I was told before I started work that the specifics of the topic would change a thousand times, so I’m going to assume that I have approximately 999 shifts in topic left to go!
After realizing that what I wanted to do had pretty much been done by Dobson, Worthen, and others, I decided for a pretty substantial change. The topic now includes the plays of Marlowe and Middleton and will likely focus on editing and editions of the texts and how those relate to adaptation.
As I’ve learned (and probably should have expected), it’s much easier to find stuff written about Shakespeare and adaptation than it is to find stuff written about either Marlowe or Middleton and adaptation. The Exeter library provided several copies of their more famous plays (I’ve never seen so much Doctor Faustus in one place before!) but not much criticism or commentary. A search of online journals and bibliographies has been slightly more helpful, but it remains my experience that there is an overwhelming avalanche of writing on Shakespeare and adaptation and a much smaller mole-hill of writing on his contemporaries and adaptation. This is both concerning and comforting: concerning because it gives me less to work with and raises a very real danger of skewing the dissertation in favour of Shakespeare, comforting because it means that at least I’m proposing something that hasn’t been done to death.

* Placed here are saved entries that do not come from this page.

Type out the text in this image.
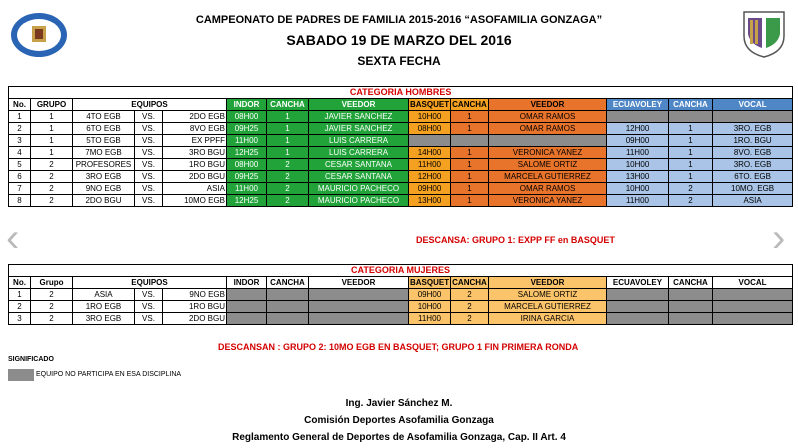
CAMPEONATO DE PADRES DE FAMILIA 2015-2016 “ASOFAMILIA GONZAGA”
SABADO 19 DE MARZO DEL 2016
SEXTA FECHA
CATEGORIA HOMBRES													
No.	GRUPO	EQUIPOS			INDOR	CANCHA	VEEDOR	BASQUET	CANCHA	VEEDOR	ECUAVOLEY	CANCHA	VOCAL
1	1	4TO EGB	VS.	2DO EGB	08H00	1	JAVIER SANCHEZ	10H00	1	OMAR RAMOS			
2	1	6TO EGB	VS.	8VO EGB	09H25	1	JAVIER SANCHEZ	08H00	1	OMAR RAMOS	12H00	1	3RO. EGB
3	1	5TO EGB	VS.	EX PPFF	11H00	1	LUIS CARRERA				09H00	1	1RO. BGU
4	1	7MO EGB	VS.	3RO BGU	12H25	1	LUIS CARRERA	14H00	1	VERONICA YANEZ	11H00	1	8VO. EGB
5	2	PROFESORES	VS.	1RO BGU	08H00	2	CESAR SANTANA	11H00	1	SALOME ORTIZ	10H00	1	3RO. EGB
6	2	3RO EGB	VS.	2DO BGU	09H25	2	CESAR SANTANA	12H00	1	MARCELA GUTIERREZ	13H00	1	6TO. EGB
7	2	9NO EGB	VS.	ASIA	11H00	2	MAURICIO PACHECO	09H00	1	OMAR RAMOS	10H00	2	10MO. EGB
8	2	2DO BGU	VS.	10MO EGB	12H25	2	MAURICIO PACHECO	13H00	1	VERONICA YANEZ	11H00	2	ASIA
DESCANSA: GRUPO 1: EXPP FF en BASQUET
CATEGORIA MUJERES													
No.	Grupo	EQUIPOS			INDOR	CANCHA	VEEDOR	BASQUET	CANCHA	VEEDOR	ECUAVOLEY	CANCHA	VOCAL
1	2	ASIA	VS.	9NO EGB				09H00	2	SALOME ORTIZ			
2	2	1RO EGB	VS.	1RO BGU				10H00	2	MARCELA GUTIERREZ			
3	2	3RO EGB	VS.	2DO BGU				11H00	2	IRINA GARCIA			
DESCANSAN : GRUPO 2: 10MO EGB EN BASQUET; GRUPO 1 FIN PRIMERA RONDA
SIGNIFICADO
EQUIPO NO PARTICIPA EN ESA DISCIPLINA
Ing. Javier Sánchez M.
Comisión Deportes Asofamilia Gonzaga
Reglamento General de Deportes de Asofamilia Gonzaga, Cap. II Art. 4
‹	›
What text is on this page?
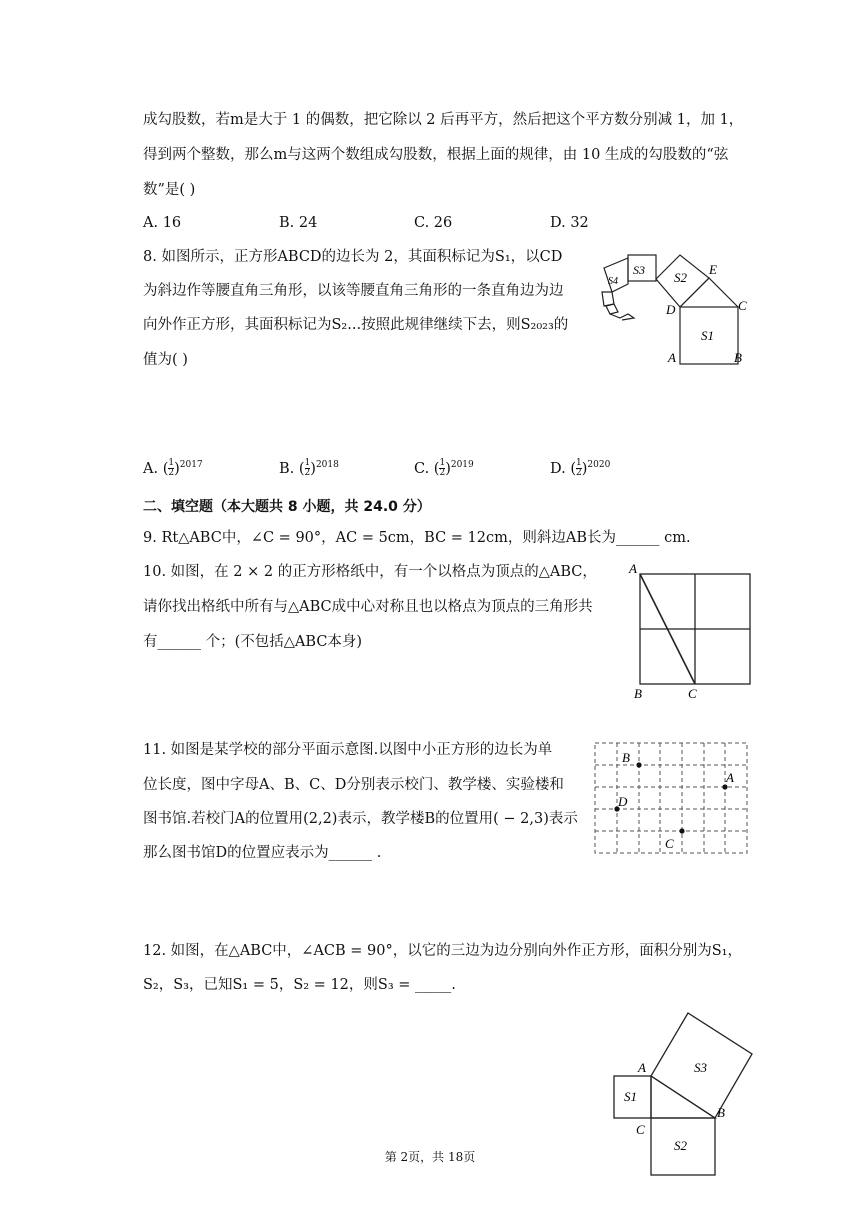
成勾股数，若m是大于 1 的偶数，把它除以 2 后再平方，然后把这个平方数分别减 1，加 1，
得到两个整数，那么m与这两个数组成勾股数，根据上面的规律，由 10 生成的勾股数的“弦
数”是( )
A. 16	B. 24	C. 26	D. 32
8. 如图所示，正方形ABCD的边长为 2，其面积标记为S₁，以CD
为斜边作等腰直角三角形，以该等腰直角三角形的一条直角边为边
向外作正方形，其面积标记为S₂...按照此规律继续下去，则S₂₀₂₃的
值为( )
S1
S2
S3
S4
A	B
C
D
E
A. ( $\frac{1}{2} )^{2017}$	B. ( $\frac{1}{2} )^{2018}$	C. ( $\frac{1}{2} )^{2019}$	D. ( $\frac{1}{2} )^{2020}$
二、填空题（本大题共 8 小题，共 24.0 分）
9. Rt△ABC中，∠C = 90°，AC = 5cm，BC = 12cm，则斜边AB长为______ cm.
10. 如图，在 2 × 2 的正方形格纸中，有一个以格点为顶点的△ABC，
请你找出格纸中所有与△ABC成中心对称且也以格点为顶点的三角形共
有______ 个；(不包括△ABC本身)
A
B	C
11. 如图是某学校的部分平面示意图.以图中小正方形的边长为单
位长度，图中字母A、B、C、D分别表示校门、教学楼、实验楼和
图书馆.若校门A的位置用(2,2)表示，教学楼B的位置用( − 2,3)表示
那么图书馆D的位置应表示为______ .
A
B
C
D
12. 如图，在△ABC中，∠ACB = 90°，以它的三边为边分别向外作正方形，面积分别为S₁，
S₂，S₃，已知S₁ = 5，S₂ = 12，则S₃ = _____.
S1
S2
S3
A
B
C
第 2页，共 18页
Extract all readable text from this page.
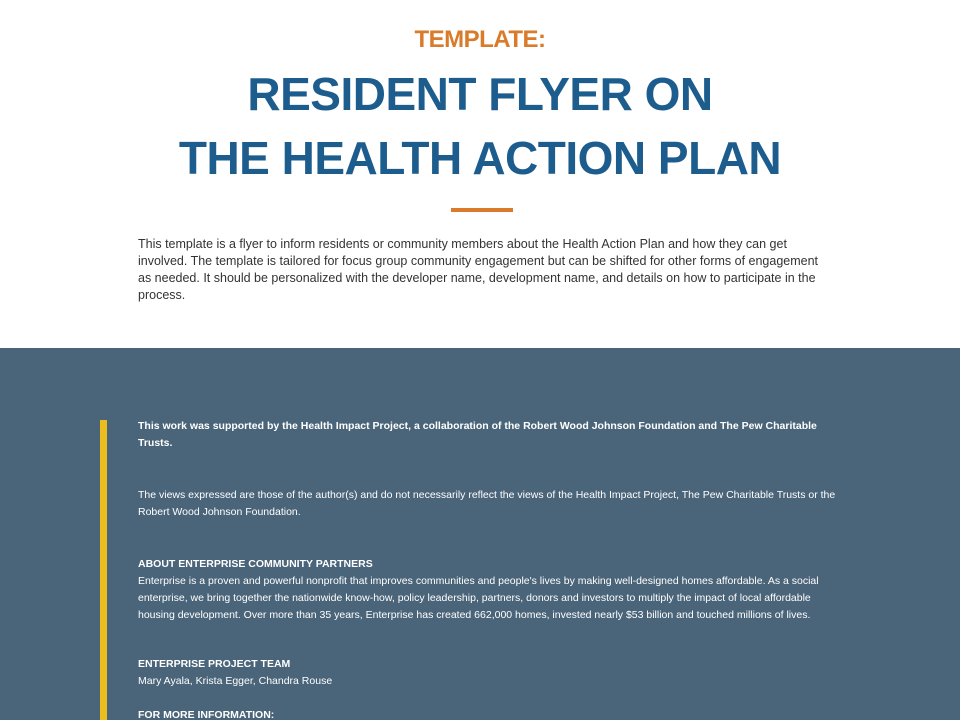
TEMPLATE:
RESIDENT FLYER ON
THE HEALTH ACTION PLAN
This template is a flyer to inform residents or community members about the Health Action Plan and how they can get involved. The template is tailored for focus group community engagement but can be shifted for other forms of engagement as needed. It should be personalized with the developer name, development name, and details on how to participate in the process.
This work was supported by the Health Impact Project, a collaboration of the Robert Wood Johnson Foundation and The Pew Charitable Trusts.
The views expressed are those of the author(s) and do not necessarily reflect the views of the Health Impact Project, The Pew Charitable Trusts or the Robert Wood Johnson Foundation.
ABOUT ENTERPRISE COMMUNITY PARTNERS
Enterprise is a proven and powerful nonprofit that improves communities and people's lives by making well-designed homes affordable. As a social enterprise, we bring together the nationwide know-how, policy leadership, partners, donors and investors to multiply the impact of local affordable housing development. Over more than 35 years, Enterprise has created 662,000 homes, invested nearly $53 billion and touched millions of lives.
ENTERPRISE PROJECT TEAM
Mary Ayala, Krista Egger, Chandra Rouse
FOR MORE INFORMATION:
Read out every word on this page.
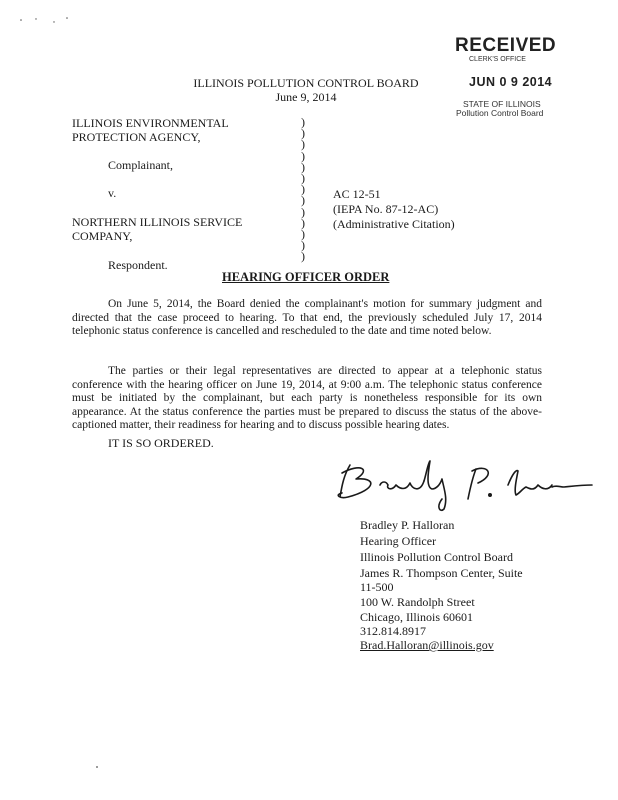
RECEIVED
CLERK'S OFFICE
JUN 0 9 2014
STATE OF ILLINOIS
Pollution Control Board
ILLINOIS POLLUTION CONTROL BOARD
June 9, 2014
ILLINOIS ENVIRONMENTAL
PROTECTION AGENCY,
Complainant,
v.
NORTHERN ILLINOIS SERVICE
COMPANY,
Respondent.
)
)
)
)
)
)
)
)
)
)
)
)
)
AC 12-51
(IEPA No. 87-12-AC)
(Administrative Citation)
HEARING OFFICER ORDER
On June 5, 2014, the Board denied the complainant's motion for summary judgment and directed that the case proceed to hearing. To that end, the previously scheduled July 17, 2014 telephonic status conference is cancelled and rescheduled to the date and time noted below.
The parties or their legal representatives are directed to appear at a telephonic status conference with the hearing officer on June 19, 2014, at 9:00 a.m. The telephonic status conference must be initiated by the complainant, but each party is nonetheless responsible for its own appearance. At the status conference the parties must be prepared to discuss the status of the above-captioned matter, their readiness for hearing and to discuss possible hearing dates.
IT IS SO ORDERED.
Bradley P. Halloran
Hearing Officer
Illinois Pollution Control Board
James R. Thompson Center, Suite
11-500
100 W. Randolph Street
Chicago, Illinois 60601
312.814.8917
Brad.Halloran@illinois.gov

Some key questions have come up as I’ve begun to research this new topic, and I’d love to hear thoughts on any of them:
*Does a Folio/quarto/’original’ text lend itself to a certain kind of adaptation?
*Similarly, does working from a particular modern edition of a text affect the way(s) in which a text is adapted?
*To what extent is choosing which text to work from an adaptive act in and of itself?
Additionally, if anyone out there has some suggestions for Marlowe and Middleton-related sources, I’d be much obliged!